Actually, you can remove an item from the middle of a heap without trouble.
The idea is to take the last item in the heap and, starting from the current position (i.e. the position that held the item you deleted), sift it up if the new item is greater than the parent of the old item. If it's not greater than the parent, then sift it down.
That's the procedure for a max heap. For a min heap, of course, you'd reverse the greater and less cases.
Finding an item in a heap is an O(n) operation, but if you already know where it is in the heap, removing it is O(log n).
I published a heap-based priority queue for DevSource a few years back.
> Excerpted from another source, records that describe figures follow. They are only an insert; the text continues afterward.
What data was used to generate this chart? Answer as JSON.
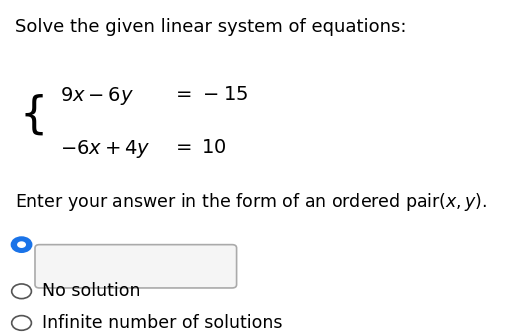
{
  "title": "Solve the given linear system of equations:",
  "eq1_left": "$9x - 6y$",
  "eq1_right": "$= -15$",
  "eq2_left": "$-6x + 4y$",
  "eq2_right": "$= 10$",
  "instruction": "Enter your answer in the form of an ordered pair$(x, y).$",
  "option1_label": "No solution",
  "option2_label": "Infinite number of solutions",
  "bg_color": "#ffffff",
  "text_color": "#000000",
  "radio_selected_fill": "#1a73e8",
  "radio_selected_border": "#1a73e8",
  "radio_unselected_fill": "#ffffff",
  "radio_unselected_border": "#555555",
  "input_box_color": "#f5f5f5",
  "input_border_color": "#aaaaaa",
  "title_fontsize": 13,
  "eq_fontsize": 14,
  "instruction_fontsize": 12.5,
  "option_fontsize": 12.5
}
The full source is at http://www.mischel.com/pubs/priqueue.zip
Update
Several have asked if it's possible to move up after moving the last node in the heap to replace the deleted node. Consider this heap:
1
6 2
7 8 3
If you delete the node with value 7, the value 3 replaces it:
1
6 2
3 8
You now have to move it up to make a valid heap:
1
3 2
6 8
The key here is that if the item you're replacing is in a different subtree than the last item in the heap, it's possible that the replacement node will be smaller than the parent of the replaced node.
The problem with removing an arbitrary element from a heap is that you cannot find it.
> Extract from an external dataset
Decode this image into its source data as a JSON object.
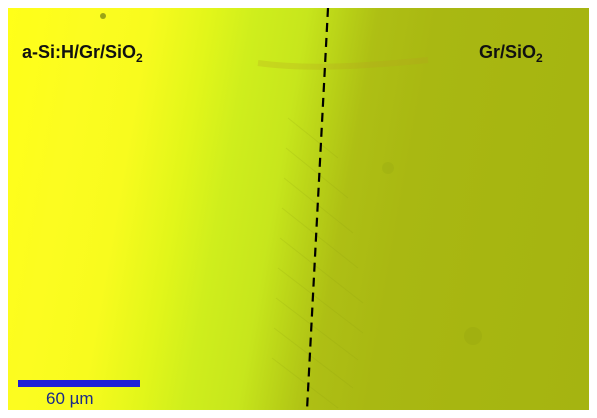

In a heap, looking for an arbitrary element is O(n)
, thus removing an element [if given by value] is O(n)
as well.
If it is important for you to remove arbitrary elements form the data structure, a heap is probably not the best choice, you should consider full sorted data structurs instead such as balanced BST or a skip list.
If your element is given by reference, it is however possible to remove it in O(logn)
by simply 'replacing' it with the last leaf [remember a heap is implemented as a complete binary tree, so there is a last leaf, and you know exactly where it is], remove these element, and re-heapify the relevant sub heap.
If you have a max heap, you could implement this by assigning a value larger than any other (eg something like int.MaxValue
or inf
in whichever language you are using) possible to the item to be deleted, then re-heapify and it will be the new root. Then perform a regular removal of the root node.
This will cause another re-heapify, but I can't see an obvious way to avoid doing it twice. This suggests that perhaps a heap isn't appropriate for your use-case, if you need to pull nodes from the middle of it often.
(for a min heap, you can obviously use int.MinValue
or -inf
or whatever)